Logo Questions Linux Laravel Mysql Ubuntu Git Menu
 

Performance of Java matrix math libraries? [closed]

I'm the author of Java Matrix Benchmark (JMatBench) and I'll give my thoughts on this discussion.

There are significant difference between Java libraries and while there is no clear winner across the whole range of operations, there are a few clear leaders as can be seen in the latest performance results (October 2013).

If you are working with "large" matrices and can use native libraries, then the clear winner (about 3.5x faster) is MTJ with system optimised netlib. If you need a pure Java solution then MTJ, OjAlgo, EJML and Parallel Colt are good choices. For small matrices EJML is the clear winner.

The libraries I did not mention showed significant performance issues or were missing key features.


Just to add my 2 cents. I've compared some of these libraries. I attempted to matrix multiply a 3000 by 3000 matrix of doubles with itself. The results are as follows.

Using multithreaded ATLAS with C/C++, Octave, Python and R, the time taken was around 4 seconds.

Using Jama with Java, the time taken was 50 seconds.

Using Colt and Parallel Colt with Java, the time taken was 150 seconds!

Using JBLAS with Java, the time taken was again around 4 seconds as JBLAS uses multithreaded ATLAS.

So for me it was clear that the Java libraries didn't perform too well. However if someone has to code in Java, then the best option is JBLAS. Jama, Colt and Parallel Colt are not fast.


I'm the main author of jblas and wanted to point out that I've released Version 1.0 in late December 2009. I worked a lot on the packaging, meaning that you can now just download a "fat jar" with ATLAS and JNI libraries for Windows, Linux, Mac OS X, 32 and 64 bit (except for Windows). This way you will get the native performance just by adding the jar file to your classpath. Check it out at http://jblas.org!


I just compared Apache Commons Math with jlapack.

Test: singular value decomposition of a random 1024x1024 matrix.

Machine: Intel(R) Core(TM)2 Duo CPU E6750 @ 2.66GHz, linux x64

Octave code: A=rand(1024); tic;[U,S,V]=svd(A);toc

results                                execution time
---------------------------------------------------------
Octave                                 36.34 sec

JDK 1.7u2 64bit
    jlapack dgesvd                     37.78 sec
    apache commons math SVD            42.24 sec


JDK 1.6u30 64bit
    jlapack dgesvd                     48.68 sec
    apache commons math SVD            50.59 sec

Native routines
Lapack* invoked from C:                37.64 sec
Intel MKL                               6.89 sec(!)

My conclusion is that jlapack called from JDK 1.7 is very close to the native binary performance of lapack. I used the lapack binary library coming with linux distro and invoked the dgesvd routine to get the U,S and VT matrices as well. All tests were done using double precision on exactly the same matrix each run (except Octave).

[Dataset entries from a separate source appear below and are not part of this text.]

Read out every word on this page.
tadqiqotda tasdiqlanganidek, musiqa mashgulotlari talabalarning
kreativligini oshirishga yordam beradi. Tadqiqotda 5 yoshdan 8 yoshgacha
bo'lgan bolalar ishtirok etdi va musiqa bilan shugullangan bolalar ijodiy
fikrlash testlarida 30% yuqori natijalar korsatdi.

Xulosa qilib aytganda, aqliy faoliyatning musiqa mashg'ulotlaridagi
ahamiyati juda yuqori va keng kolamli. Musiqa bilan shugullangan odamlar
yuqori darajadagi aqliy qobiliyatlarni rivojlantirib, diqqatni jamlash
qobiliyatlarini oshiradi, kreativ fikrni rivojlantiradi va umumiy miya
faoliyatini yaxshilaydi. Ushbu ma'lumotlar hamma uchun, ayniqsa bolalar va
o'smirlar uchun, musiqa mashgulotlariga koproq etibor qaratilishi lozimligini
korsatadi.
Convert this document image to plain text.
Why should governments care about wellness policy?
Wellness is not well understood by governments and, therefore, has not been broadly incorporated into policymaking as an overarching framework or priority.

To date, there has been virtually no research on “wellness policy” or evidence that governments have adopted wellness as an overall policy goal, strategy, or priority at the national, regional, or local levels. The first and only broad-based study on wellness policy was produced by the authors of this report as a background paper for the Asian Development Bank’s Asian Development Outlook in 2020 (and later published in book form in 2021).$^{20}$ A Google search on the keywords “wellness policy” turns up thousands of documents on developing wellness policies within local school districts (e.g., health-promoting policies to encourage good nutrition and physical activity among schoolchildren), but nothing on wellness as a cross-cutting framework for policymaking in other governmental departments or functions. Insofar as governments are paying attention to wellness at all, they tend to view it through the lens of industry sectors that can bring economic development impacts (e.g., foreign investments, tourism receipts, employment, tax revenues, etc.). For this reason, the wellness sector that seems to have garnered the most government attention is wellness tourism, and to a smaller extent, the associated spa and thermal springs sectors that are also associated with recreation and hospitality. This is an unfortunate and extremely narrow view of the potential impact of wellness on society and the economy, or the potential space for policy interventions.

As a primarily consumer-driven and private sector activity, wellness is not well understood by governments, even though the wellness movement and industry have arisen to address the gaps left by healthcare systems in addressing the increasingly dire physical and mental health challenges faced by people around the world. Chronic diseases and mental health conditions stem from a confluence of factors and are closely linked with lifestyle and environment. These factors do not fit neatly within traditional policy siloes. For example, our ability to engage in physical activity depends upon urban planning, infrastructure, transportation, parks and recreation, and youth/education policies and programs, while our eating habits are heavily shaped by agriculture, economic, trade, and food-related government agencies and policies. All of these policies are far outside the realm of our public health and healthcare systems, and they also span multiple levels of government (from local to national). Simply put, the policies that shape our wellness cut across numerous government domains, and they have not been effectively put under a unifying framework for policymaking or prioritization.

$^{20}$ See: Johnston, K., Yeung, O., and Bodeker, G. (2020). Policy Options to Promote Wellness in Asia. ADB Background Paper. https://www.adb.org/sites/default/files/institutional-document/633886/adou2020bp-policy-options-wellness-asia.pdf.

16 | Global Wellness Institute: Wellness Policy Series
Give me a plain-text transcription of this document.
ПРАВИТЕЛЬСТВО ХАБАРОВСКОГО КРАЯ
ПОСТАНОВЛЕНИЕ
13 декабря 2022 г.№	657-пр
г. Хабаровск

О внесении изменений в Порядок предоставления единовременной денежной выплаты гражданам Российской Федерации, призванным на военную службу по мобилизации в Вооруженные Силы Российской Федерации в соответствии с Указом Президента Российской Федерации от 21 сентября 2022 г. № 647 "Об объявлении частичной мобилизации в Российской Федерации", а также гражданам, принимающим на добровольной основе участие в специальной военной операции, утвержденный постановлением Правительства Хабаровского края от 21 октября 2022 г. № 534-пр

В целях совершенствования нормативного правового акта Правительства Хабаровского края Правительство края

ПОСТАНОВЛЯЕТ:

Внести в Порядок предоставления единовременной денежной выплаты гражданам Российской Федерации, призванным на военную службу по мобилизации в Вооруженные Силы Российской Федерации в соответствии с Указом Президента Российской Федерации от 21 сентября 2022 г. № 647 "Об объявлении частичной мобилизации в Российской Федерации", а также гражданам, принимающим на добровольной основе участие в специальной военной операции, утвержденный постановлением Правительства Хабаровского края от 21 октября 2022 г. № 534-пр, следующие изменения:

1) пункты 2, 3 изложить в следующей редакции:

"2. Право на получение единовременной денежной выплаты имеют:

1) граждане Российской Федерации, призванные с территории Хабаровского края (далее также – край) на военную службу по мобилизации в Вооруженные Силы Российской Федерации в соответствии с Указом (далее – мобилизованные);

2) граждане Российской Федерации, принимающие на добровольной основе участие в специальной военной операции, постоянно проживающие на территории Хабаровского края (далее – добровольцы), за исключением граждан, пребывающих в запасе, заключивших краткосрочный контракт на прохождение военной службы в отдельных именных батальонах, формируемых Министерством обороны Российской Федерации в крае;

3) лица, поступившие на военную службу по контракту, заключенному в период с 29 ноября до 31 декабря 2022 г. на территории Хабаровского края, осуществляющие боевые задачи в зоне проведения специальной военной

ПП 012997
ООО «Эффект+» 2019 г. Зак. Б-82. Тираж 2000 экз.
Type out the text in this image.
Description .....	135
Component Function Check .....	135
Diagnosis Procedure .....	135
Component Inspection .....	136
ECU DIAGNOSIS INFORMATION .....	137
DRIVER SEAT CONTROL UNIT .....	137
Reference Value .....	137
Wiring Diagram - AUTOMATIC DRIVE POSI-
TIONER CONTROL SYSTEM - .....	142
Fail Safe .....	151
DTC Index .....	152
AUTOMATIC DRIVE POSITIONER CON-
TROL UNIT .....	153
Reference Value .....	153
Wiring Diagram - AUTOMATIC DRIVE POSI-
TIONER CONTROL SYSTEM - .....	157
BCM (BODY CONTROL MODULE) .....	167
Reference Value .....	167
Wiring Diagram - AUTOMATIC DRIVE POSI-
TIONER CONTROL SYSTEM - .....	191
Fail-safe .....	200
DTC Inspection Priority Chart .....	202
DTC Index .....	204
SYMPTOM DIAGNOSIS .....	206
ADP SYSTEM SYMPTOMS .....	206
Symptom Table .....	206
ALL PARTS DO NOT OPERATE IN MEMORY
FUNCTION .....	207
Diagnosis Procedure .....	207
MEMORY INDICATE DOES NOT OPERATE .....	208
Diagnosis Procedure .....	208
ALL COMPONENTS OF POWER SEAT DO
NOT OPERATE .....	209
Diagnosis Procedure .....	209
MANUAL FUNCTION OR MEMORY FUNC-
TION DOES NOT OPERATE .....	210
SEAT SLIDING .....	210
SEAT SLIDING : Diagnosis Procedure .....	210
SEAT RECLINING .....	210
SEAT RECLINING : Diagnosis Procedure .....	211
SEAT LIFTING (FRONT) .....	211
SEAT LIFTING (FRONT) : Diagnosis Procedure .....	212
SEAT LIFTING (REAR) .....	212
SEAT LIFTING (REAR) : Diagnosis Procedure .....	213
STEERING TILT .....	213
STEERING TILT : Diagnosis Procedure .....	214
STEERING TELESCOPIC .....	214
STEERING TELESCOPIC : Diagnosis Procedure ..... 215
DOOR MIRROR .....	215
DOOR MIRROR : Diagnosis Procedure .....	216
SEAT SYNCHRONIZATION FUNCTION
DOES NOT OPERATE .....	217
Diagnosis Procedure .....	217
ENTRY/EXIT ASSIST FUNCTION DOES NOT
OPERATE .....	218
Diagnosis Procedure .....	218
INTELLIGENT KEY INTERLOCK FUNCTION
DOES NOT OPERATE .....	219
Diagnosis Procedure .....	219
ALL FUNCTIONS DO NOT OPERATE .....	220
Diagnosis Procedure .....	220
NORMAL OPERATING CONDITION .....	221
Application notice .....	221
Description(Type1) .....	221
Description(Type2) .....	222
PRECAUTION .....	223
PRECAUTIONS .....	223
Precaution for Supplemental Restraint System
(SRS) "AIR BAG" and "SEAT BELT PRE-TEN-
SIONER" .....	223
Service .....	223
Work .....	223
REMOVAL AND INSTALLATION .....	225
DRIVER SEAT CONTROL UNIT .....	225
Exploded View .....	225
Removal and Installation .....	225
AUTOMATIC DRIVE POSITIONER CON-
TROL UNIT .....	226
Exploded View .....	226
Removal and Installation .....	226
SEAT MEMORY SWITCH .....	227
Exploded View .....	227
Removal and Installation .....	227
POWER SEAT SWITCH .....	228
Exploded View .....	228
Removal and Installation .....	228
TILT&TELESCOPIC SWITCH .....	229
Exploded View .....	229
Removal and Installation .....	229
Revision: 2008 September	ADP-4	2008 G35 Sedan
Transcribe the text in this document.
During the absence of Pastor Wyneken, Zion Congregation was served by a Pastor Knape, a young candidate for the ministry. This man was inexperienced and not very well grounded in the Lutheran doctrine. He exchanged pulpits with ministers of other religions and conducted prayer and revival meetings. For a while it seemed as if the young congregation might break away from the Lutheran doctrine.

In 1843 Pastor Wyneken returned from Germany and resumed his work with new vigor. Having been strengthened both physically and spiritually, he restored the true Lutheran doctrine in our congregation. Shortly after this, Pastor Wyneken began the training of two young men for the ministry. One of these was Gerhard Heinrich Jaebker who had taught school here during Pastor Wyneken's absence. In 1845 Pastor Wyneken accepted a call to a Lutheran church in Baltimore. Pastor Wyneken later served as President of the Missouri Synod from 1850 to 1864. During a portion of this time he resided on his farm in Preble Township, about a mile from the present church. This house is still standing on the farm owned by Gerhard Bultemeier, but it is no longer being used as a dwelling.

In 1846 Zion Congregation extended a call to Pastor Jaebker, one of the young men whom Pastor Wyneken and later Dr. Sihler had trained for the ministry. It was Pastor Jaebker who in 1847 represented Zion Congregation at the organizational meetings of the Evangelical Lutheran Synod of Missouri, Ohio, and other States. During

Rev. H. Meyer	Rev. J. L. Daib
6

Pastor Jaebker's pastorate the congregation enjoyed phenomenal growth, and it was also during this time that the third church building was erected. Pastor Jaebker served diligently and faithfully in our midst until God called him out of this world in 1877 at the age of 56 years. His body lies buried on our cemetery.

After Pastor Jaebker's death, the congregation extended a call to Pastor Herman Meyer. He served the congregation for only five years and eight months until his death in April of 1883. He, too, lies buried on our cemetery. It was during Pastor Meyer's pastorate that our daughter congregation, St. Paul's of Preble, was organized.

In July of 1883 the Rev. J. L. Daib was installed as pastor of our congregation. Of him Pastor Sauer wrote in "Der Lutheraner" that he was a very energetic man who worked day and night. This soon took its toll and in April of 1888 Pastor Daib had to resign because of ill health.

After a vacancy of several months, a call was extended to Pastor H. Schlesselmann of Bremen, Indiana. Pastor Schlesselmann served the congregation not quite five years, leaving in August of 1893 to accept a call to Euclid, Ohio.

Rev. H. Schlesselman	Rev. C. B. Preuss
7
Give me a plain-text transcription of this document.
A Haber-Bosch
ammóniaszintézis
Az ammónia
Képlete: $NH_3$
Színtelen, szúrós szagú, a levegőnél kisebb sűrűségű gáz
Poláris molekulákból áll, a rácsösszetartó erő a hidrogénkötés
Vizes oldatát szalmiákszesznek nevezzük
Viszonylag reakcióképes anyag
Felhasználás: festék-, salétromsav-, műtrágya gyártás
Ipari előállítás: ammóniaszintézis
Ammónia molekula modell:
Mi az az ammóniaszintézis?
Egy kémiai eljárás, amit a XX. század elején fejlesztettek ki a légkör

Disclaimer - I'm not an expert in linear algebra, not affiliated to any of the libraries above and this is not a rigorous benchmark. It's a 'home-made' test, as I was interested comparing the performance increase of JDK 1.7 to 1.6 as well as commons math SVD to jlapack.


I can't really comment on specific libraries, but in principle there's little reason for such operations to be slower in Java. Hotspot generally does the kinds of things you'd expect a compiler to do: it compiles basic math operations on Java variables to corresponding machine instructions (it uses SSE instructions, but only one per operation); accesses to elements of an array are compiled to use "raw" MOV instructions as you'd expect; it makes decisions on how to allocate variables to registers when it can; it re-orders instructions to take advantage of processor architecture... A possible exception is that as I mentioned, Hotspot will only perform one operation per SSE instruction; in principle you could have a fantastically optimised matrix library that performed multiple operations per instruction, although I don't know if, say, your particular FORTRAN library does so or if such a library even exists. If it does, there's currently no way for Java (or at least, Hotspot) to compete with that (though you could of course write your own native library with those optimisations to call from Java).

So what does all this mean? Well:

  • in principle, it is worth hunting around for a better-performing library, though unfortunately I can't recomend one
  • if performance is really critical to you, I would consider just coding your own matrix operations, because you may then be able perform certain optimisations that a library generally can't, or that a particular library your using doesn't (if you have a multiprocessor machine, find out if the library is actually multithreaded)

A hindrance to matrix operations is often data locality issues that arise when you need to traverse both row by row and column by column, e.g. in matrix multiplication, since you have to store the data in an order that optimises one or the other. But if you hand-write the code, you can sometimes combine operations to optimise data locality (e.g. if you're multiplying a matrix by its transformation, you can turn a column traversal into a row traversal if you write a dedicated function instead of combining two library functions). As usual in life, a library will give you non-optimal performance in exchange for faster development; you need to decide just how important performance is to you.


Jeigen https://github.com/hughperkins/jeigen

  • wraps Eigen C++ library http://eigen.tuxfamily.org , which is one of the fastest free C++ libraries available
  • relatively terse syntax, eg 'mmul', 'sub'
  • handles both dense and sparse matrices

A quick test, by multiplying two dense matrices, ie:

import static jeigen.MatrixUtil.*;

int K = 100;
int N = 100000;
DenseMatrix A = rand(N, K);
DenseMatrix B = rand(K, N);
Timer timer = new Timer();
DenseMatrix C = B.mmul(A);
timer.printTimeCheckMilliseconds();

Results:

Jama: 4090 ms
Jblas: 1594 ms
Ojalgo: 2381 ms (using two threads)
Jeigen: 2514 ms
  • Compared to jama, everything is faster :-P
  • Compared to jblas, Jeigen is not quite as fast, but it handles sparse matrices.
  • Compared to ojalgo, Jeigen takes about the same amount of elapsed time, but only using one core, so Jeigen uses half the total cpu. Jeigen has a terser syntax, ie 'mmul' versus 'multiplyRight'